WASHINGTON – Space junk has made such a mess of Earth’s orbit that experts say we may need to finally think about cleaning it up.

That may mean vacuuming up debris with weird space technology — cosmic versions of nets, magnets and giant umbrellas, according to the chairman of an expert panel that issued a new report on the problem Thursday.

There are 22,000 objects in orbit that are big enough for officials on the ground to track and countless more smaller ones that could damage human-carrying spaceships and valuable satellites. The International Space Station has to move out of the way of debris from time to time.

“We’ve lost control of the environment,” said retired NASA senior scientist Donald Kessler, who headed the National Academy of Sciences report.

Since the space age began 54 years ago, civilization has littered the area just above Earth’s atmosphere with leftover boosters and other parts that come off during launches, as well as old satellites.

When scientists noticed that this could be a problem, they came up with agreements to limit new space junk. Those are intended to make sure what is sent into orbit eventually falls back to Earth and burns up.

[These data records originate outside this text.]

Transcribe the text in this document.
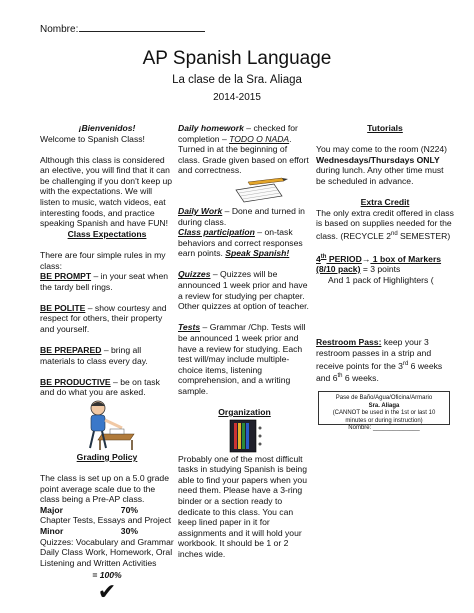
Nombre:
AP Spanish Language
La clase de la Sra. Aliaga
2014-2015

¡Bienvenidos!

Welcome to Spanish Class!

Although this class is considered an elective, you will find that it can be challenging if you don't keep up with the expectations. We will listen to music, watch videos, eat interesting foods, and practice speaking Spanish and have FUN!

Class Expectations

There are four simple rules in my class:

BE PROMPT – in your seat when the tardy bell rings.

BE POLITE – show courtesy and respect for others, their property and yourself.

BE PREPARED – bring all materials to class every day.

BE PRODUCTIVE – be on task and do what you are asked.

Grading Policy

The class is set up on a 5.0 grade point average scale due to the class being a Pre-AP class.

Major	70%

Chapter Tests, Essays and Project

Minor	30%

Quizzes: Vocabulary and Grammar Daily Class Work, Homework, Oral Listening and Written Activities

= 100%

✔

Daily homework – checked for completion – TODO O NADA. Turned in at the beginning of class. Grade given based on effort and correctness.

Daily Work – Done and turned in during class.

Class participation – on-task behaviors and correct responses earn points. Speak Spanish!

Quizzes – Quizzes will be announced 1 week prior and have a review for studying per chapter. Other quizzes at option of teacher.

Tests – Grammar /Chp. Tests will be announced 1 week prior and have a review for studying. Each test will/may include multiple-choice items, listening comprehension, and a writing sample.

Organization

Probably one of the most difficult tasks in studying Spanish is being able to find your papers when you need them. Please have a 3-ring binder or a section ready to dedicate to this class. You can keep lined paper in it for assignments and it will hold your workbook. It should be 1 or 2 inches wide.

Tutorials

You may come to the room (N224) Wednesdays/Thursdays ONLY during lunch. Any other time must be scheduled in advance.

Extra Credit

The only extra credit offered in class is based on supplies needed for the class. (RECYCLE 2nd SEMESTER)

4th PERIOD→ 1 box of Markers (8/10 pack) = 3 points

And 1 pack of Highlighters (

Restroom Pass: keep your 3 restroom passes in a strip and receive points for the 3rd 6 weeks and 6th 6 weeks.

Pase de Baño/Agua/Oficina/Armario

Sra. Aliaga

(CANNOT be used in the 1st or last 10 minutes or during instruction)

Nombre: ______________
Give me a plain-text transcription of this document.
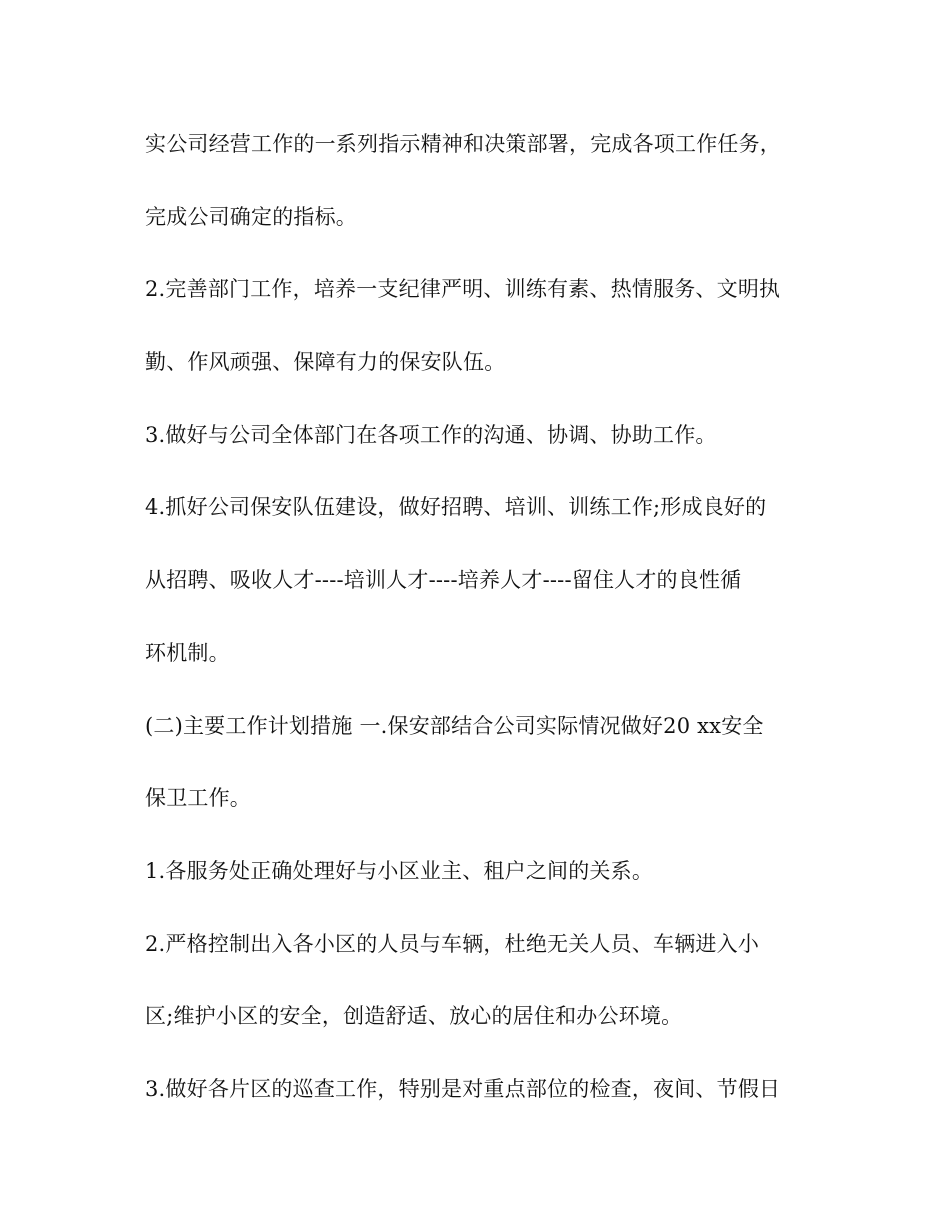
实公司经营工作的一系列指示精神和决策部署，完成各项工作任务，
完成公司确定的指标。
2.完善部门工作，培养一支纪律严明、训练有素、热情服务、文明执
勤、作风顽强、保障有力的保安队伍。
3.做好与公司全体部门在各项工作的沟通、协调、协助工作。
4.抓好公司保安队伍建设，做好招聘、培训、训练工作;形成良好的
从招聘、吸收人才----培训人才----培养人才----留住人才的良性循
环机制。
(二)主要工作计划措施 一.保安部结合公司实际情况做好20 xx安全
保卫工作。
1.各服务处正确处理好与小区业主、租户之间的关系。
2.严格控制出入各小区的人员与车辆，杜绝无关人员、车辆进入小
区;维护小区的安全，创造舒适、放心的居住和办公环境。
3.做好各片区的巡查工作，特别是对重点部位的检查，夜间、节假日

But two events in the past four years — a 2007 Chinese anti-satellite weapon test and a 2009 crash-in-orbit of two satellites — put so much new junk in space that everything changed, the report said. The widely criticized Chinese test used a missile to smash an aging weather satellite into 150,000 pieces of debris larger than four-tenths of an inch and 3,118 pieces can be tracked by radar on the ground, the report said.

“Those two single events doubled the amount of fragments in Earth orbit and completely wiped out what we had done in the last 25 years,” Kessler said.